El plan de achicamiento del Estado nacional avanza sobre el sistema financiero y genera profunda preocupación en el interior del país. El Banco Central de la República Argentina (BCRA) resolvió el cierre definitivo de doce delegaciones regionales, una medida que afectará directamente la provisión de dinero físico en jurisdicciones del Norte como Salta, La Rioja y Formosa, además de otras nueve ciudades a nivel nacional.

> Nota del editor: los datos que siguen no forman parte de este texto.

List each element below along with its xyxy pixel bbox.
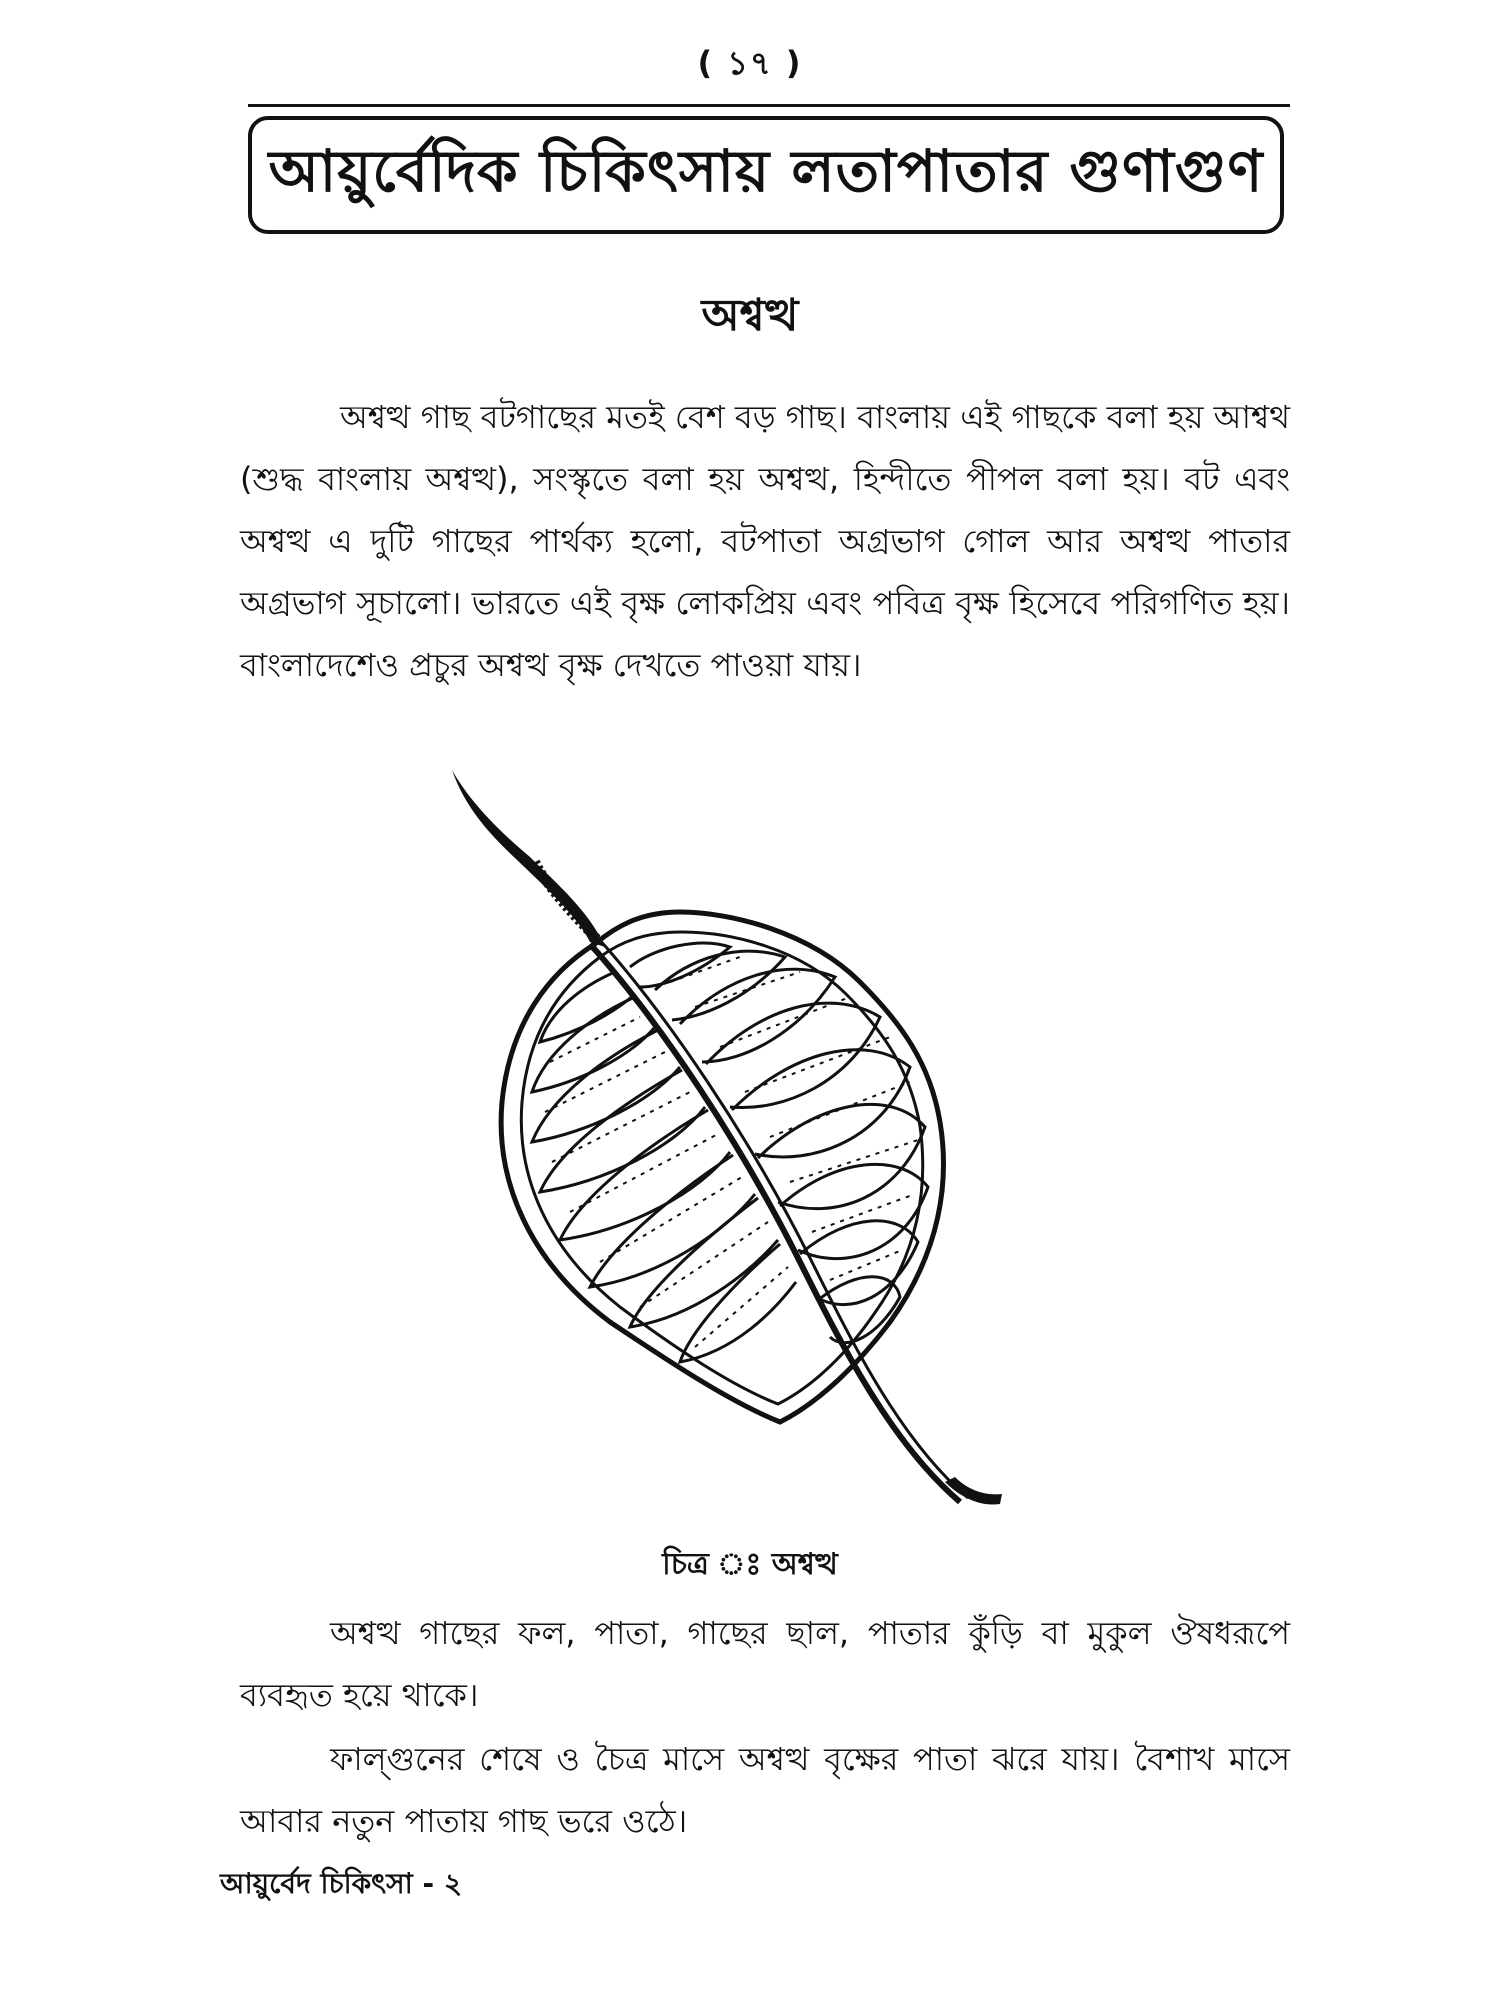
section-heading: অশ্বত্থ: [701, 290, 799, 341]
page-number: ( ১৭ ): [697, 44, 803, 82]
top-rule: [248, 104, 1290, 107]
figure-caption: চিত্র ঃ অশ্বত্থ: [662, 1547, 838, 1582]
chapter-title: আয়ুর্বেদিক চিকিৎসায় লতাপাতার গুণাগুণ: [268, 136, 1264, 205]
leaf-veins: [532, 943, 928, 1362]
page-footer: আয়ুর্বেদ চিকিৎসা - ২: [220, 1867, 463, 1900]
chapter-title-box: [248, 116, 1284, 234]
peepal-leaf-illustration: [440, 762, 1100, 1542]
paragraph-intro: অশ্বত্থ গাছ বটগাছের মতই বেশ বড় গাছ। বাংলায় এই গাছকে বলা হয় আশ্বথ (শুদ্ধ বাংলায় অশ্বত্থ), সংস্কৃতে বলা হয় অশ্বত্থ, হিন্দীতে পীপল বলা হয়। বট এবং অশ্বত্থ এ দুটি গাছের পার্থক্য হলো, বটপাতা অগ্রভাগ গোল আর অশ্বত্থ পাতার অগ্রভাগ সূচালো। ভারতে এই বৃক্ষ লোকপ্রিয় এবং পবিত্র বৃক্ষ হিসেবে পরিগণিত হয়। বাংলাদেশেও প্রচুর অশ্বত্থ বৃক্ষ দেখতে পাওয়া যায়।: [240, 398, 1290, 684]
paragraph-uses: অশ্বত্থ গাছের ফল, পাতা, গাছের ছাল, পাতার কুঁড়ি বা মুকুল ঔষধরূপে ব্যবহৃত হয়ে থাকে।: [240, 1614, 1290, 1714]
leaf-drip-tip: [452, 770, 605, 947]
paragraph-season: ফাল্গুনের শেষে ও চৈত্র মাসে অশ্বত্থ বৃক্ষের পাতা ঝরে যায়। বৈশাখ মাসে আবার নতুন পাতায় গাছ ভরে ওঠে।: [240, 1740, 1290, 1840]
leaf-stalk: [945, 1477, 1002, 1505]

La resolución de la entidad monetaria obedece a un esquema que busca mayor eficiencia operativa, argumentando un supuesto menor uso del dinero en efectivo y un avance sostenido hacia la digitalización. De esta forma, el BCRA clausurará las agencias de menor escala y concentrará sus operaciones en nodos más grandes, como Córdoba, Rosario y Corrientes, obligando al resto de las plazas a depender de estas sedes centrales.
Sin embargo, la decisión generó un fuerte rechazo institucional y sindical ante lo que consideran un nuevo avance del centralismo porteño. Desde el gremio de La Bancaria advierten que la eliminación de los tesoros regionales encarecerá drásticamente la logística. Cuando una entidad local necesite efectivo con urgencia, deberá trasladarlo desde distancias mucho mayores, asumiendo costos de transporte y seguridad que, en última instancia, terminarán impactando en los usuarios.
El conflicto ya escaló al Senado de la Nación, donde ingresó un proyecto para rechazar el cierre de las dependencias. Los legisladores advierten que la medida vulnera el principio de igualdad federal al reducir las capacidades operativas en las provincias. Además, el documento señala un profundo desconocimiento de la realidad territorial, destacando que en amplios sectores del interior y en las poblaciones de adultos mayores, los medios digitales aún no logran reemplazar plenamente al dinero físico.
La motosierra oficial apagará el funcionamiento de las oficinas de Salta, La Rioja, Formosa, Posadas, Bahía Blanca, Comodoro Rivadavia, Paraná, Río Cuarto, Río Gallegos, Río Grande, San Juan y Santa Rosa. Mientras decenas de trabajadores de estas dependencias esperan notificaciones sobre su reubicación, los bancos del interior evalúan cómo reestructurar la capacidad de sus bóvedas para evitar que este ajuste afecte sus operaciones diarias.